Beyond the cistern was a staircase leading down to a wide, open kitchen. As Parszia and I burst into the room, I caught my breath; a dozen slaves and servants milled about the room, rolling dough and stoking fires. Parszia moved among them as though they were not there.
Reluctantly, I followed behind him. As we passed through the room, each of the slaves turned their gaze away from us.
“Why don’t they cry out?” I asked, catching up to Parszia on the far side of the room.
“Some of them loved Draho,” he said. “Others loved Lubosz. But all of them hate Biga.”
He ducked down another passageway, trailing lanternlight behind him. Then it was a series of halls and corridors, all winding, shadowed, decrepit, until at last we came to a small doorway, cut into the wall of the corridor.
“Here is where I leave you,” Parszia said, retrieving yet another key from his belt.
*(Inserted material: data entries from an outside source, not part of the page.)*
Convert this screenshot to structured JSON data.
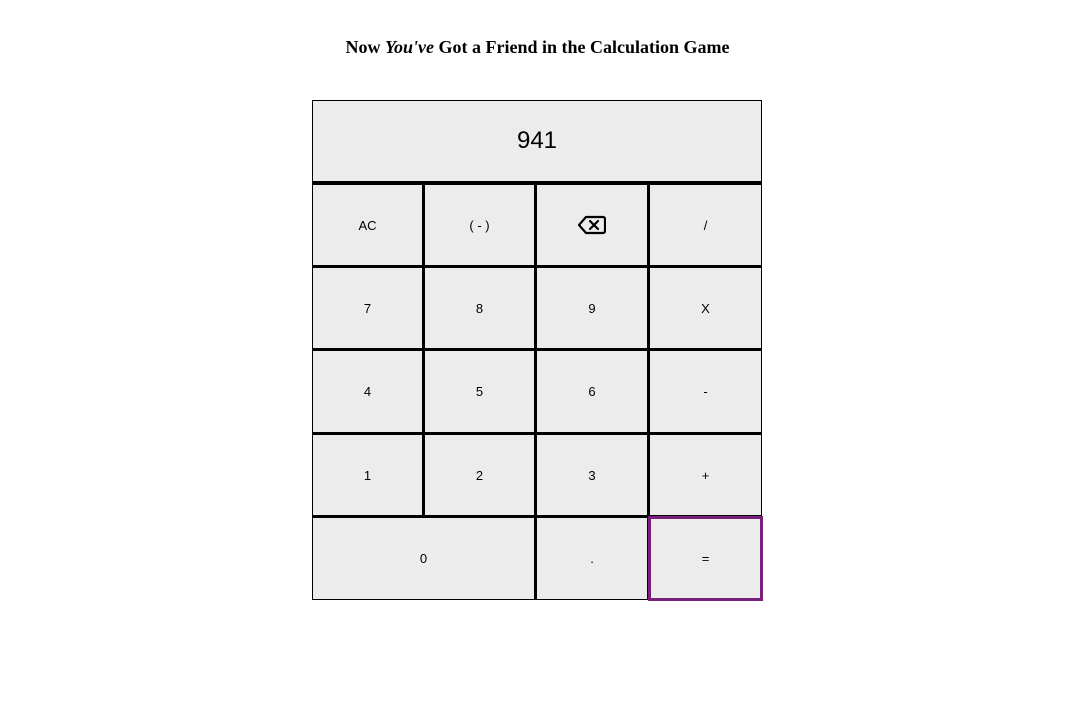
{
  "title": {
    "before": "Now ",
    "emphasis": "You've",
    "after": " Got a Friend in the Calculation Game"
  },
  "display": {
    "value": "941"
  },
  "keys": {
    "ac": "AC",
    "negate": "( - )",
    "backspace_icon": "backspace-icon",
    "divide": "/",
    "seven": "7",
    "eight": "8",
    "nine": "9",
    "multiply": "X",
    "four": "4",
    "five": "5",
    "six": "6",
    "minus": "-",
    "one": "1",
    "two": "2",
    "three": "3",
    "plus": "+",
    "zero": "0",
    "decimal": ".",
    "equals": "="
  },
  "colors": {
    "key_background": "#ececec",
    "focus_outline": "#7b1f7f"
  }
}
But as he spoke, we heard a voice from down the corridor; we both turned. A guard, bearing with him a burning torch, came walking down the passage.
“What do you there?” he called.
“A friend of yours?” I asked.
Parszia shook his head.
He handed me the keyring and I knelt to the lock. While I fumbled with the keys, Parszia, his arms wide, approached the soldier.
“We are sent, sir, to open this door and to clear away a blockage,” he said humbly.
“You, there, stand fast,” he said, pointing a finger at me. I pretended as though I did not hear him. I had found the proper key, but the lock was old and rusted, and needed some force in turning.
“He is rather deaf,” said Parszia. I almost had it.
The soldier pushed forward, clapped a mailed hand down on my shoulder, and raised me to my feet.
“What is your name?”
“Sirfa,” I said.
“And you?”
“Parsza, sir.”
“I will make note of this,” he said. “You should not be wandering down in the basements like this. One cannot know who is lurking at this hour.”
His torch cast long, garish shadows across his face as he spoke. I tried to keep my eyes fixed on the floor. It was not as though he would recognize me – but then I did not precisely have the look of an Yraf, slave or otherwise.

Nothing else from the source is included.